In order to detect non-coding snoRNAs new search algorithm has been introduced. In the first step of algorithm sequences are tested in for the presence of conserved elements H and ACA. Then the presence of conserved secondary structure is checked by RNAMotif. In the next stage, pseudo-energy test is performed to check the strength of evaporation in the inner loops and the ability to interact with other elements of secondary structure. The last step is to find the possible effects of antisense pseudouridylation in pseudouridylation database. Secondary structure motif used to search for snoRNAs was created by analysing topology of experimentally identified snoRNAs from previously created database. For secondary structure analysis mFOLD programme was used.

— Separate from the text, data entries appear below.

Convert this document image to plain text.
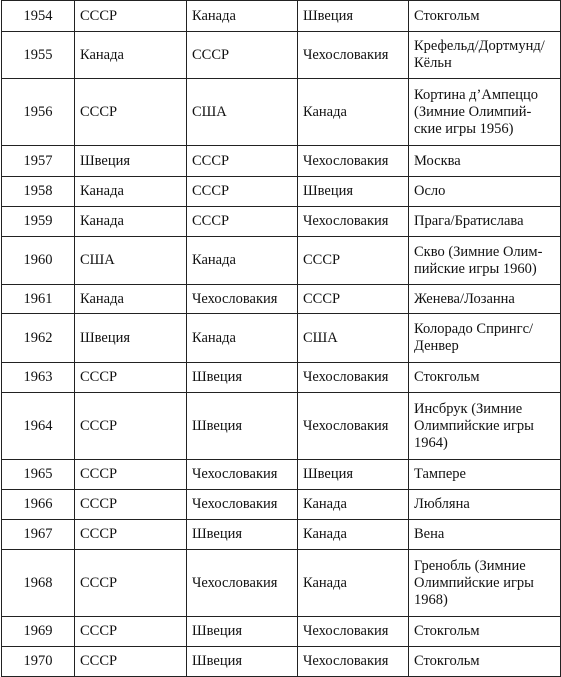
1954	СССР	Канада	Швеция	Стокгольм

1955	Канада	СССР	Чехословакия	Крефельд/Дортмунд/
Кёльн

1956	СССР	США	Канада	Кортина д’Ампеццо
(Зимние Олимпий-
ские игры 1956)

1957	Швеция	СССР	Чехословакия	Москва

1958	Канада	СССР	Швеция	Осло

1959	Канада	СССР	Чехословакия	Прага/Братислава

1960	США	Канада	СССР	Скво (Зимние Олим-
пийские игры 1960)

1961	Канада	Чехословакия	СССР	Женева/Лозанна

1962	Швеция	Канада	США	Колорадо Спрингс/
Денвер

1963	СССР	Швеция	Чехословакия	Стокгольм

1964	СССР	Швеция	Чехословакия	Инсбрук (Зимние
Олимпийские игры
1964)

1965	СССР	Чехословакия	Швеция	Тампере

1966	СССР	Чехословакия	Канада	Любляна

1967	СССР	Швеция	Канада	Вена

1968	СССР	Чехословакия	Канада	Гренобль (Зимние
Олимпийские игры
1968)

1969	СССР	Швеция	Чехословакия	Стокгольм

1970	СССР	Швеция	Чехословакия	Стокгольм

Using this methodology more than 10 000 candidates for snoRNAs of H/ACA type has been detected. The cross search against known pseudouridylation site resulted in eight new candidates for snoRNAs in the human genome, each of them located in intron regions of protein coding sequences. It is interesting that with the exception of one all candidates are located very close to the telomeric regions and centromeres.

The total number of known human pseudouridylation sites both 28S and 18S rRNA is 182 and 28 respectively are known experimentally identified snoRNAs. Assuming that all snoRNAs found in this study were correctly identified there are still from 18 to 36 unidentified snoRNA. This also may be explained by different - not yet discovered pseudouridylation mechanism.